Physical Plant Requirements:
Assisted-Living Facilities must be designed, constructed, and maintained in a manner that is safe, clean, and functional for the type of care and treatment to be provided. The physical plant standards include support services, care and treatment areas, construction standards, and building systems. In existing facilities, private resident units must be a minimum of 80 square feet and double-occupancy units must provide a minimum of 60 square feet per resident. In new facilities, private resident units must be a minimum of 100 square feet and double-occupancy units must be a minimum of 160 square feet.
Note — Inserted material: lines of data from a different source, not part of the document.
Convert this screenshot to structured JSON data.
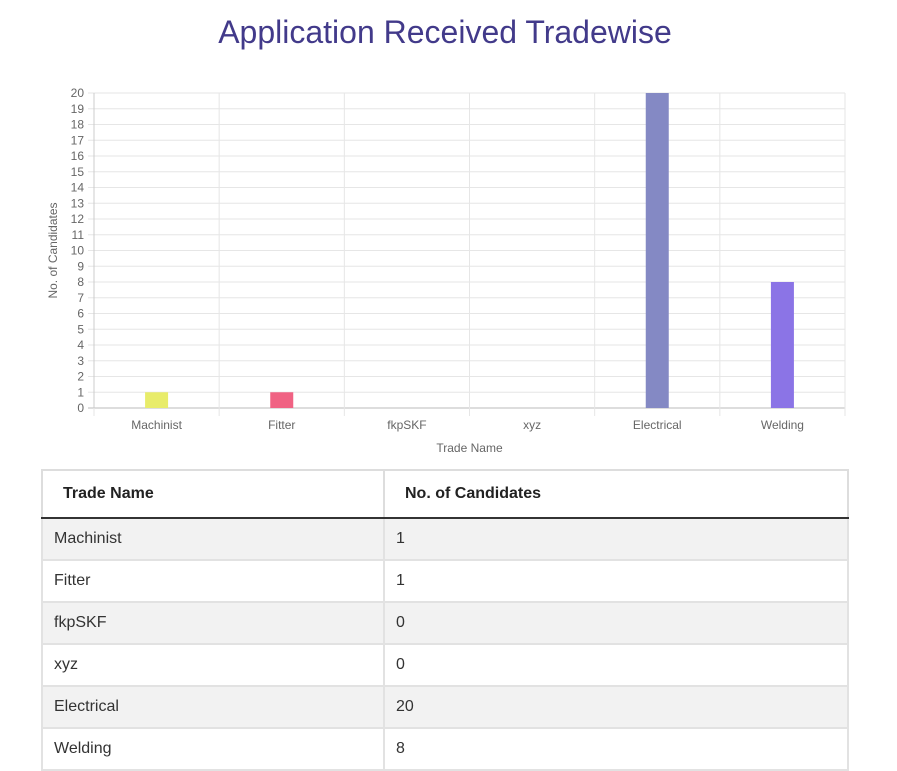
{
  "page": {
    "title": "Application Received Tradewise"
  },
  "chart_data": {
    "type": "bar",
    "categories": [
      "Machinist",
      "Fitter",
      "fkpSKF",
      "xyz",
      "Electrical",
      "Welding"
    ],
    "values": [
      1,
      1,
      0,
      0,
      20,
      8
    ],
    "colors": [
      "#e8ec6a",
      "#f06283",
      "#cccccc",
      "#cccccc",
      "#8489c4",
      "#8b74e6"
    ],
    "xlabel": "Trade Name",
    "ylabel": "No. of Candidates",
    "ylim": [
      0,
      20
    ],
    "yticks": [
      0,
      1,
      2,
      3,
      4,
      5,
      6,
      7,
      8,
      9,
      10,
      11,
      12,
      13,
      14,
      15,
      16,
      17,
      18,
      19,
      20
    ],
    "grid": true
  },
  "table": {
    "headers": [
      "Trade Name",
      "No. of Candidates"
    ],
    "rows": [
      [
        "Machinist",
        "1"
      ],
      [
        "Fitter",
        "1"
      ],
      [
        "fkpSKF",
        "0"
      ],
      [
        "xyz",
        "0"
      ],
      [
        "Electrical",
        "20"
      ],
      [
        "Welding",
        "8"
      ]
    ]
  }
}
Residents Allowed Per Room:
An Assisted-Living Facility must provide resident bedrooms that allow for sleeping, afford privacy, provide access to furniture and belongings, and accommodate the care and treatment provided to the resident. With few exceptions, resident bedrooms must be a single room located within an apartment, dwelling, or dormitorylike structure. In existing facilities, a maximum of four residents is allowed per resident unit. In new facilities, a maximum of two residents is allowed per resident unit.

Life Safety:
All facilities must comply with applicable Nebraska state fire codes and standards to provide a safe environment. Life safety codes for Assisted-Living Facilities are based on National Fire Protection Association standards. Facilities are classified as either Residential Board and Care Occupancy or Limited Care Facility (Health Care Occupancy). Based on the evacuation capability of the residents, the Nebraska State Fire Marshal inspects and determines applicable requirements for fire drills, fire alarm systems, fire sprinkler systems, etc.
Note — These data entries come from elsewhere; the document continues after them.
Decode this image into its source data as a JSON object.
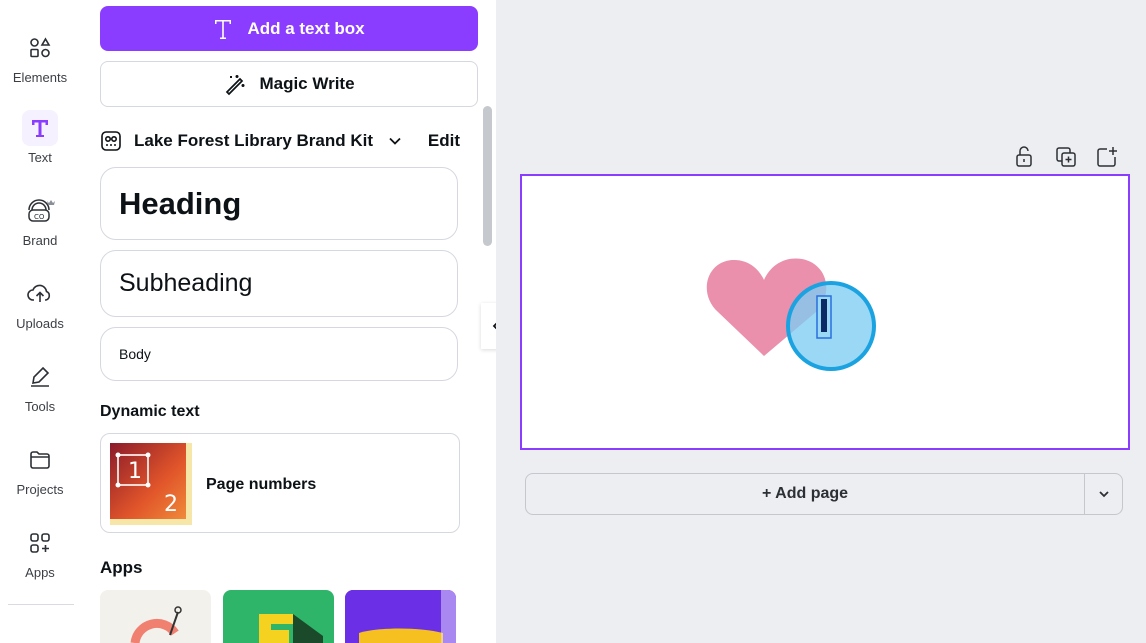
{
  "rail": {
    "items": [
      {
        "label": "Elements",
        "icon": "elements-icon"
      },
      {
        "label": "Text",
        "icon": "text-icon"
      },
      {
        "label": "Brand",
        "icon": "brand-icon"
      },
      {
        "label": "Uploads",
        "icon": "upload-cloud-icon"
      },
      {
        "label": "Tools",
        "icon": "tools-icon"
      },
      {
        "label": "Projects",
        "icon": "folder-icon"
      },
      {
        "label": "Apps",
        "icon": "apps-icon"
      }
    ],
    "active": "Text"
  },
  "panel": {
    "add_text_box": "Add a text box",
    "magic_write": "Magic Write",
    "brand_kit": {
      "name": "Lake Forest Library Brand Kit",
      "edit": "Edit"
    },
    "styles": {
      "heading": "Heading",
      "subheading": "Subheading",
      "body": "Body"
    },
    "dynamic_text_title": "Dynamic text",
    "page_numbers": {
      "label": "Page numbers",
      "digits": [
        "1",
        "2"
      ]
    },
    "apps_title": "Apps"
  },
  "canvas": {
    "add_page": "+ Add page"
  },
  "colors": {
    "accent": "#8b3dff",
    "heart": "#ea8fac",
    "cursor_circle": "#7fcdf2"
  }
}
Alzheimer's Unit Requirements:
Facilities serving special populations (i.e., persons with Alzheimer's Disease, dementia, or related disorders) must provide care and services in accordance with the resident service agreement and the stated mission and philosophy of the facility; inform the resident or legal representative in writing of the facility's criteria for admission, discharge, transfer, resident conduct, and responsibilities; maintain a sufficient number of direct care staff with the required training and skills necessary to meet the resident's requirements; and provide a physical environment that conforms to and accommodates the special needs.

Staff Training for Alzheimer's Care:
The administrator and direct care staff must be trained in the facility or unit's philosophy and approaches to providing care and supervision for persons with Alzheimer's disease; the Alzheimer's disease process; and the skills necessary to care for and intervene and direct residents who are unable to perform ADLs, personal care, or health maintenance, and who may exemplify behavior problems or wandering tendencies.

Staffing Requirements:
The facility must have an administrator who is responsible for the overall operation of the facility. The administrator is responsible for overall planning, organizing, and directing the day-to-day operation of the facility. The administrator must report all matters related to the maintenance, operation, and management of the facility and be directly responsible to the licensee of the facility. The administrator is responsible for maintaining staff with appropriate training and skills and sufficient in number to meet resident needs as defined in the resident service agreements. The facility must provide for a RN to review medication administration policies and procedures and to provide or oversee training of medication aides at the facility.

Staff Education Training:
Direct-care staff must complete an initial orientation and ongoing training. An RN must provide or oversee specific areas of medication aide training.

Medicaid Policy and Reimbursements:
State supplemental payments may be available for Assisted-Living Facilities for persons eligible for assistance to the aged, blind, and disabled/Medicaid program. Additional services and/or payment may be available for persons who quality for Medicaid and who meet the criteria under the state's aged and disabled home and community-based waiver.